January 22, 2024 | Alexa Johnson
What Is Affordable Housing?
Affordable housing is generally defined as housing where the owner or occupant isn’t paying more than 30% of their gross income for housing costs. This includes your mortgage or rent as well as utilities, such as electricity, water, gas, internet, sewer, trash collection, and more. For example, if your gross income is $60,000, then affordable housing in your situation would mean spending no more than $18,000 per year (or $1,500 per month) on housing costs.
Housing affordability depends on several factors, including mortgage rates, rental prices, and local availability, among other aspects. The cost of most housing in the U.S. is determined by rental companies, banks, real estate appraisers, and more. These are all businesses whose main aim is to make money. Because of this, they often don’t care about whether housing is actually affordable to residents, as long as they make a profit.

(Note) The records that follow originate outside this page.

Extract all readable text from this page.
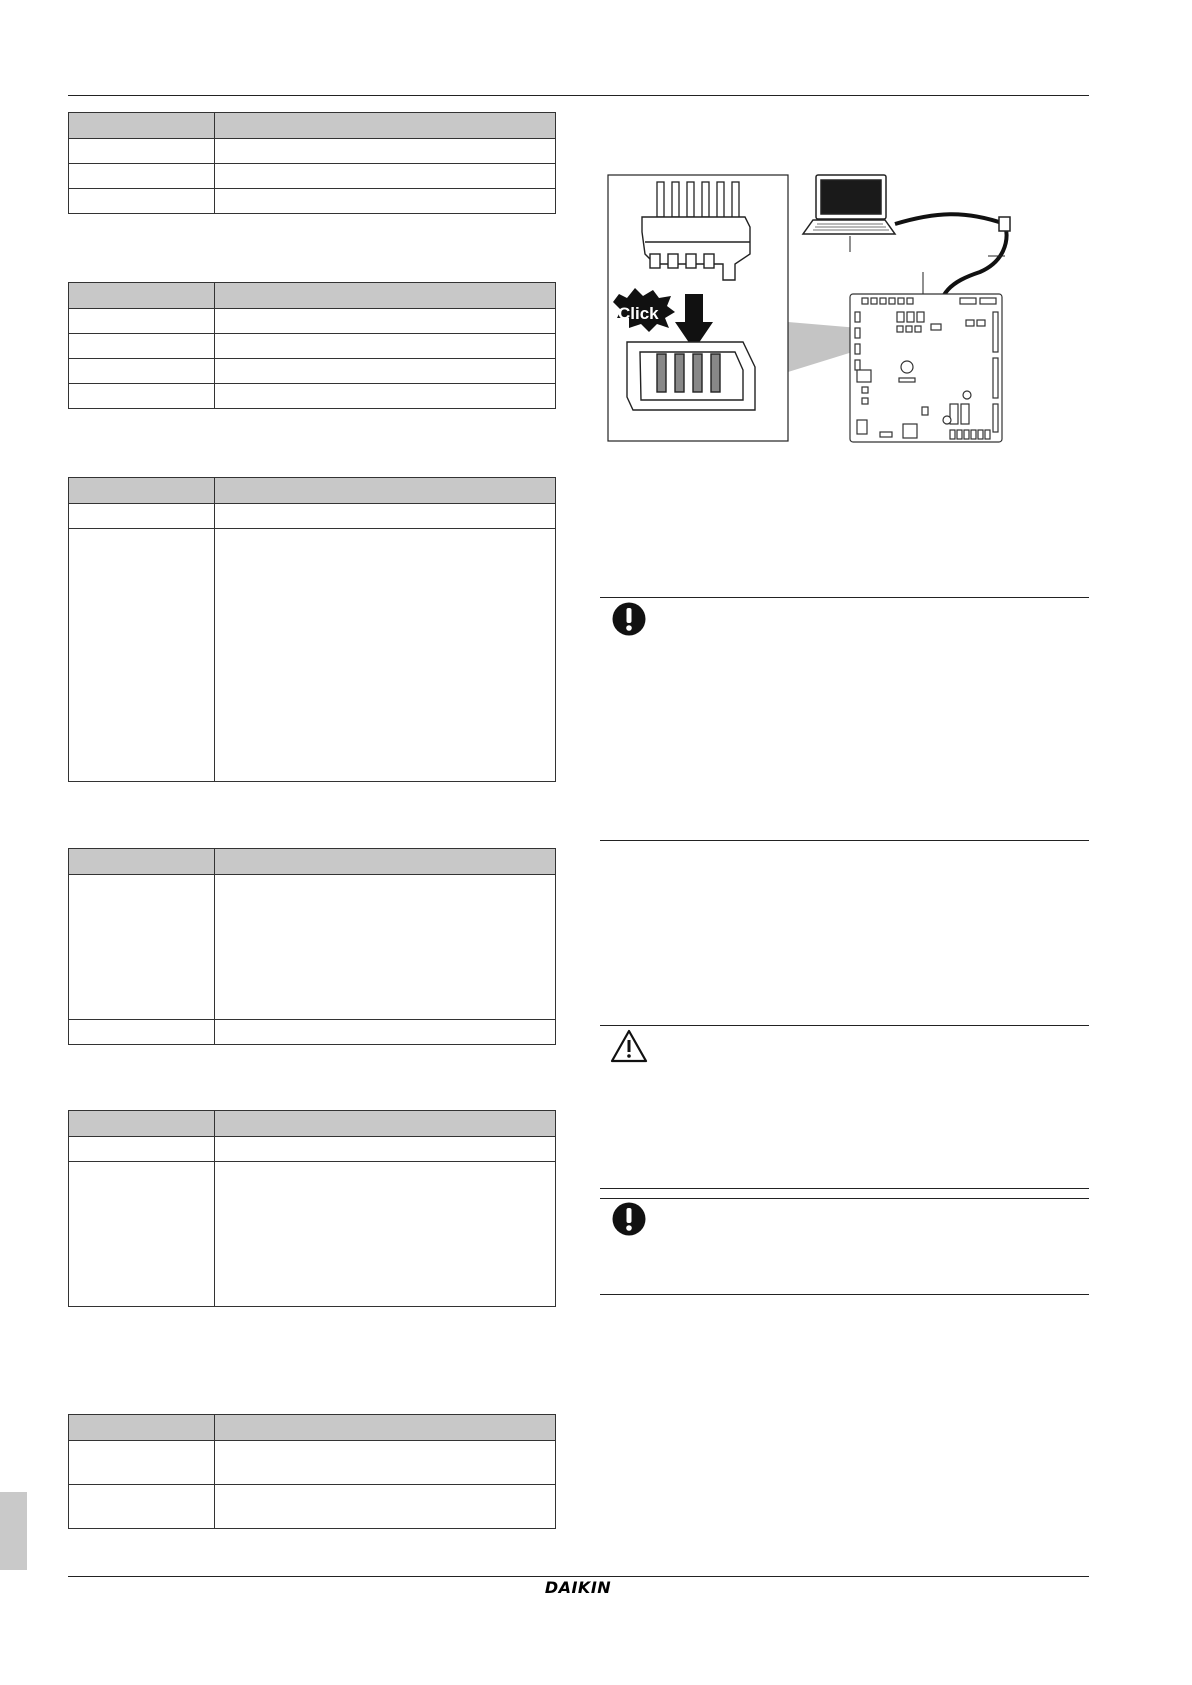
Click
DAIKIN
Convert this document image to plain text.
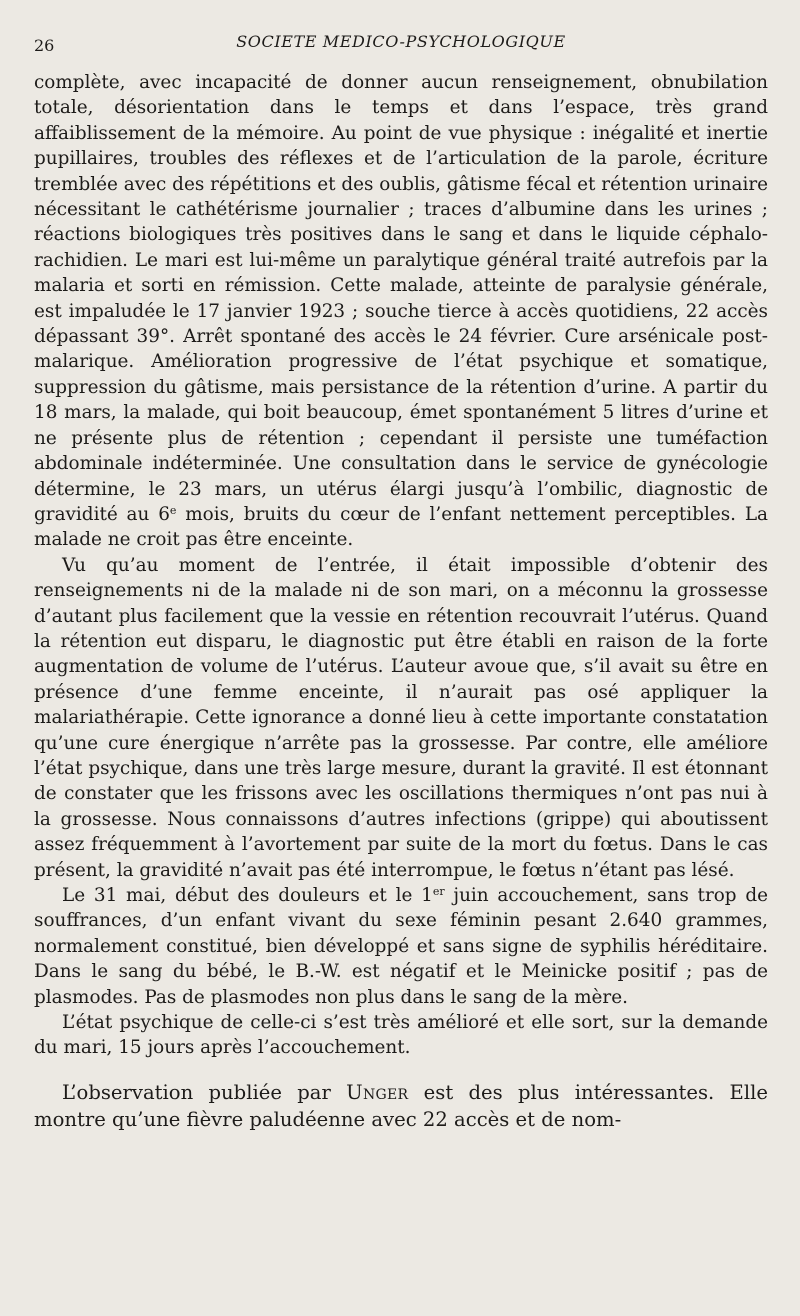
26	SOCIETE MEDICO-PSYCHOLOGIQUE

complète, avec incapacité de donner aucun renseignement, obnubilation totale, désorientation dans le temps et dans l’espace, très grand affaiblissement de la mémoire. Au point de vue physique : inégalité et inertie pupillaires, troubles des réflexes et de l’articulation de la parole, écriture tremblée avec des répétitions et des oublis, gâtisme fécal et rétention urinaire nécessitant le cathétérisme journalier ; traces d’albumine dans les urines ; réactions biologiques très positives dans le sang et dans le liquide céphalo-rachidien. Le mari est lui-même un paralytique général traité autrefois par la malaria et sorti en rémission. Cette malade, atteinte de paralysie générale, est impaludée le 17 janvier 1923 ; souche tierce à accès quotidiens, 22 accès dépassant 39°. Arrêt spontané des accès le 24 février. Cure arsénicale post-malarique. Amélioration progressive de l’état psychique et somatique, suppression du gâtisme, mais persistance de la rétention d’urine. A partir du 18 mars, la malade, qui boit beaucoup, émet spontanément 5 litres d’urine et ne présente plus de rétention ; cependant il persiste une tuméfaction abdominale indéterminée. Une consultation dans le service de gynécologie détermine, le 23 mars, un utérus élargi jusqu’à l’ombilic, diagnostic de gravidité au 6e mois, bruits du cœur de l’enfant nettement perceptibles. La malade ne croit pas être enceinte.

Vu qu’au moment de l’entrée, il était impossible d’obtenir des renseignements ni de la malade ni de son mari, on a méconnu la grossesse d’autant plus facilement que la vessie en rétention recouvrait l’utérus. Quand la rétention eut disparu, le diagnostic put être établi en raison de la forte augmentation de volume de l’utérus. L’auteur avoue que, s’il avait su être en présence d’une femme enceinte, il n’aurait pas osé appliquer la malariathérapie. Cette ignorance a donné lieu à cette importante constatation qu’une cure énergique n’arrête pas la grossesse. Par contre, elle améliore l’état psychique, dans une très large mesure, durant la gravité. Il est étonnant de constater que les frissons avec les oscillations thermiques n’ont pas nui à la grossesse. Nous connaissons d’autres infections (grippe) qui aboutissent assez fréquemment à l’avortement par suite de la mort du fœtus. Dans le cas présent, la gravidité n’avait pas été interrompue, le fœtus n’étant pas lésé.

Le 31 mai, début des douleurs et le 1er juin accouchement, sans trop de souffrances, d’un enfant vivant du sexe féminin pesant 2.640 grammes, normalement constitué, bien développé et sans signe de syphilis héréditaire. Dans le sang du bébé, le B.-W. est négatif et le Meinicke positif ; pas de plasmodes. Pas de plasmodes non plus dans le sang de la mère.

L’état psychique de celle-ci s’est très amélioré et elle sort, sur la demande du mari, 15 jours après l’accouchement.

L’observation publiée par Unger est des plus intéressantes. Elle montre qu’une fièvre paludéenne avec 22 accès et de nom-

As prices rise and supply dips, housing is becoming less affordable for an increasing number of Americans. Often, residents around the country end up spending the majority of their monthly income on housing costs, leaving them little to cover other essential things in their lives like food, transportation, medical care, and more. This especially impacts individuals with low and moderate income, as they cannot afford to pay more for their housing. That’s where affordable housing initiatives come in.
Cities, municipalities, and even certain organizations help to provide affordable housing for residents in their communities through affordable housing programs and other endeavors. These efforts involve building new single- and multifamily housing units, as well as renovating existing ones in order to provide safe, quality, and affordable housing for members in the community who may not otherwise be able to afford it.